И, опустив очки на переносицу, Андрей Палыч стал медленно и громко читать:

— «В чем состоит опасность правого, откровенно оппортунистического уклона в нашей партии? В том, что он недооценивает силу наших врагов, силу капитализма, не видит опасности восстановления капитализма, не понимает механики классовой борьбы в условиях диктатуры пролетариата и потому так легко идет на уступки капитализму, требуя снижения темпа развития нашей индустрии, требуя облегчения для капиталистических элементов деревни и города, требуя отодвигания на задний план вопроса о колхозах и совхозах, требуя смягчения монополии внешней торговли и т. д. и т. п.»

Андрей Палыч отложил газету, повернулся к Буркину и поверх очков многозначительно посмотрел на него.

— Теперь ты понимаешь, откуда у Болтова эти честные рыбники? — задрожавшим голосом спросил он после длительного молчания.

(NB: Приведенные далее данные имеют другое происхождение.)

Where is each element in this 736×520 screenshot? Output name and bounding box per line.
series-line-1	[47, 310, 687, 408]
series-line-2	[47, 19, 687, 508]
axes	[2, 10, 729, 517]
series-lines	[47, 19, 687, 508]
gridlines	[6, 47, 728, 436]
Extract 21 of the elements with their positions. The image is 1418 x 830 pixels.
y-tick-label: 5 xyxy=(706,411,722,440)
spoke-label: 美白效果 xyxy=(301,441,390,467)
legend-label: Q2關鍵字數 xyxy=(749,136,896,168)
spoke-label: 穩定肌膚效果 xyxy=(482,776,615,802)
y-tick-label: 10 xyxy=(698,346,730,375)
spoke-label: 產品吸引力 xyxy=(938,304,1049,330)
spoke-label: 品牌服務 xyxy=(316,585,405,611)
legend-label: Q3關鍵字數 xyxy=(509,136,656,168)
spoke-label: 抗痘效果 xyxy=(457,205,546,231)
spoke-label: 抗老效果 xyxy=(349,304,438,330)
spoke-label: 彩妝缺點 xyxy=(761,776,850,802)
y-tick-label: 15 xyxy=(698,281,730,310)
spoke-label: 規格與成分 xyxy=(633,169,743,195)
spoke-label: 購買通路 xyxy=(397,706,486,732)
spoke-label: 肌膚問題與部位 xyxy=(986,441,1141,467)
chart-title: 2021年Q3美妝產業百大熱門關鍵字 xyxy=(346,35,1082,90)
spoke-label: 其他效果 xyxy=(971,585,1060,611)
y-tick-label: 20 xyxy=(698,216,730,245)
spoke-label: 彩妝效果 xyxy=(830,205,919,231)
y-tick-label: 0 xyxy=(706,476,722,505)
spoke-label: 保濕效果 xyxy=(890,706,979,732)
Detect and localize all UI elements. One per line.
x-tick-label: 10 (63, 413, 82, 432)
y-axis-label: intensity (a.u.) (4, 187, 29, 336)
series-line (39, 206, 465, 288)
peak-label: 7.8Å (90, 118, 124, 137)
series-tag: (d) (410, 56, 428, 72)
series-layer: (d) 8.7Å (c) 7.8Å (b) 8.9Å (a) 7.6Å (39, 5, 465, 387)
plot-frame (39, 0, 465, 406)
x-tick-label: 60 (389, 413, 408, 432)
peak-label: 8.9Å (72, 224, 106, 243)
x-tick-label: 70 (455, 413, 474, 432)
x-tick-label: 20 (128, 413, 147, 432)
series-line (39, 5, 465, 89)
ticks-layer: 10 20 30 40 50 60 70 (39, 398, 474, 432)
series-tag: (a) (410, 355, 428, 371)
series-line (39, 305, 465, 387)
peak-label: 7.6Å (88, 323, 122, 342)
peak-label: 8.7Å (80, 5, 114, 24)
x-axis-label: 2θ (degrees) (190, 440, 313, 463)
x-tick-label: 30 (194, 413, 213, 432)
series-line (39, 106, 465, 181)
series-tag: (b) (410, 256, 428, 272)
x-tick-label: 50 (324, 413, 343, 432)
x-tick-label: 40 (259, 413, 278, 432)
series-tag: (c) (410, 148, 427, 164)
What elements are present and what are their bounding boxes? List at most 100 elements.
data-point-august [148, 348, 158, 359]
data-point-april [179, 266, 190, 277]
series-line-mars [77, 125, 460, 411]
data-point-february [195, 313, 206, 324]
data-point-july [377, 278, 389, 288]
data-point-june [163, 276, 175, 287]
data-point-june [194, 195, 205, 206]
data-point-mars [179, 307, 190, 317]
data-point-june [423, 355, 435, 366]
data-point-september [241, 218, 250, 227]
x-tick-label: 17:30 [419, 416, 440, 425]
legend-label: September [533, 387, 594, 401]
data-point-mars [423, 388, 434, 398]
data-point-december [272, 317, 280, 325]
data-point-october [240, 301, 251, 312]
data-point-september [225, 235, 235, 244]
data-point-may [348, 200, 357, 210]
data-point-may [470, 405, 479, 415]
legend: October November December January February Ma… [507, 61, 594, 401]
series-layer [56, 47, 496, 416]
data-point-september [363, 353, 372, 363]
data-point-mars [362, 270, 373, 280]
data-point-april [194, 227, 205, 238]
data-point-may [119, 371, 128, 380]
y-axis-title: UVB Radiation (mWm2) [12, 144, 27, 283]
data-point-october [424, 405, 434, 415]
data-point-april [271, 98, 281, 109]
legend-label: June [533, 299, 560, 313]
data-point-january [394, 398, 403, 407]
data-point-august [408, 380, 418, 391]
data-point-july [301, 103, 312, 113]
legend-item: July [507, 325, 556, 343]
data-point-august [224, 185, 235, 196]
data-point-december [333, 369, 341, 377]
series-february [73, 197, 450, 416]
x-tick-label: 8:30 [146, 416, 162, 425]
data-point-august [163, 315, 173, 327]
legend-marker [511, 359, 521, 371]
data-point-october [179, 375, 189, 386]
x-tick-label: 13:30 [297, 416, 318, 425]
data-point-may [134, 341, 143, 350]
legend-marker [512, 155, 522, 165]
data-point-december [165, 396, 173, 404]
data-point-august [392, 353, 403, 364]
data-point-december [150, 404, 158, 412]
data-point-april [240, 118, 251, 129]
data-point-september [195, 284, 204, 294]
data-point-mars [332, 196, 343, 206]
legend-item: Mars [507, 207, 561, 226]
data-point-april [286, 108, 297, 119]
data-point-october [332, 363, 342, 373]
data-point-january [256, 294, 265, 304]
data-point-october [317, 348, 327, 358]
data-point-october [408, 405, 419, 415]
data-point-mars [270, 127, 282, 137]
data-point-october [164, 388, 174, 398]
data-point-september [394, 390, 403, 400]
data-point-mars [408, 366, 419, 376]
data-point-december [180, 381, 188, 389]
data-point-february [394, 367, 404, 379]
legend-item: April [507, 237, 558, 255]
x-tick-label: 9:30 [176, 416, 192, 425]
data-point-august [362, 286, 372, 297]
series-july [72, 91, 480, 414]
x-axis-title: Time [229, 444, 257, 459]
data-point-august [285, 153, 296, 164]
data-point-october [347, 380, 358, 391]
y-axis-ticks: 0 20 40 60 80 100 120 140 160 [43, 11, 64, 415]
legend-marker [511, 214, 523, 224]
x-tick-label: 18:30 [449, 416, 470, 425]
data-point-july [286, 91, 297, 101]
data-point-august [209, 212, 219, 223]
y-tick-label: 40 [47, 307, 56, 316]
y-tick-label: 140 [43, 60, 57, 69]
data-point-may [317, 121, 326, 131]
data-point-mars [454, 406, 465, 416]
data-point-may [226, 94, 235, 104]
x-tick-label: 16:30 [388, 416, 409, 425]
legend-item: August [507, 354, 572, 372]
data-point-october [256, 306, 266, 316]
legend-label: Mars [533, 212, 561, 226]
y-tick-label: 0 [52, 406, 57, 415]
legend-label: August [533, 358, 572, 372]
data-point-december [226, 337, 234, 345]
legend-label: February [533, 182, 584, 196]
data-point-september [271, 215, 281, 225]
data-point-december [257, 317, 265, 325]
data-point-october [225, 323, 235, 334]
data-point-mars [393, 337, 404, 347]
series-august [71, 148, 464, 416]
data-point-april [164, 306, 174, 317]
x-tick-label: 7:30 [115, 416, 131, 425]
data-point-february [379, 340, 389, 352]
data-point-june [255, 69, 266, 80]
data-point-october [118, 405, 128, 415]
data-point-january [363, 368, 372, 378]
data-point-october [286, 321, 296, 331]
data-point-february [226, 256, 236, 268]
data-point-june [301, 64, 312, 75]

Григорий вскочил с кушетки, запалил новую цигарку.

— Выходит, бухарины в Москве, — взволнованно заключил он, — а у нас болтовы действуют?!

— Я же и говорю: как есть, правый уклон в действии! — жарко воскликнул Андрей Палыч.

Григорий поспешно прошел к товарищу, уселся рядом с ним за стол и, склонясь над газетой, убеждающе попросил:

— Давай дальше читай, Андрей Палыч...

Глава шестая

Коляка сидел у окна и сумрачно следил за тем, как мимо его дома ловцы везли на тележках, несли на плечах вороха сетей и разную оснастку: якоря, паруса, мачты.

Руки его неспокойно лежали на подоконнике, скрюченные ревматизмом пальцы шевелились, словно перебирали сети.

А ловцы шли и шли, перебрасывая оснастку на берег, на посудины.

Коляка тяжко вздыхал, разговаривал с самим собой:

— У всех забота... Путина... А я...

Еще с утра Пелагея его ушла проситься на заработки к Краснощекову, ребятишки бегали во дворе, а в кухне копошилась мать — она что-то достала у соседей на обед.

Сидя один в жарко натопленной камышом горнице и наблюдая, как поселок готовится к весенней встрече рыбных косяков, Коляка жестоко упрекал себя за оплошность, что допустил при оборе оханов. Ну что ж из того, что Турки отомстили, протащив его подо льдом. С кем не бывает! Коляка уже почти совсем отошел и вот теперь второй день встает с постели без чьей бы то ни было помощи. Вся беда в том, что надежды его на обзаведение своей справой при помощи Краснощекова безвозвратно сгинули... Коляка не знал, как и с чего начинать разговор с Захаром Минаичем: или сначала потребовать деньги, которые не все еще выплатил ему Краснощеков, или перво-наперво просить у него прощения, что так нескладно вышло с Турками, а потом уже говорить о деньгах...

Для того и послал Коляка Пелагею к Краснощекову, чтобы разузнала она про настроение Захара Минаича.

— А чего, маманя, обедать будем? — обратился он к вошедшей из кухни старой рыбачке.

— Рыбки достала, сынок.

— А хлеб? Хлеб как?

— Плохо, сынок. Не выпросишь — люди ведь в море собираются. Самим надо... Перебьемся еще денек-другой как-нибудь, рыбкой. А там, может, ты подымешься...

В горницу вбежал Миша, за ним с радостным криком ворвалась старшая, восьмилетняя Ирина:

— Батяша, мамка идет!

Следом за ребятами вошла сумрачная, молчаливая Пелагея.

— Ну? — нетерпеливо спросил ее Коляка. — Чего слышно?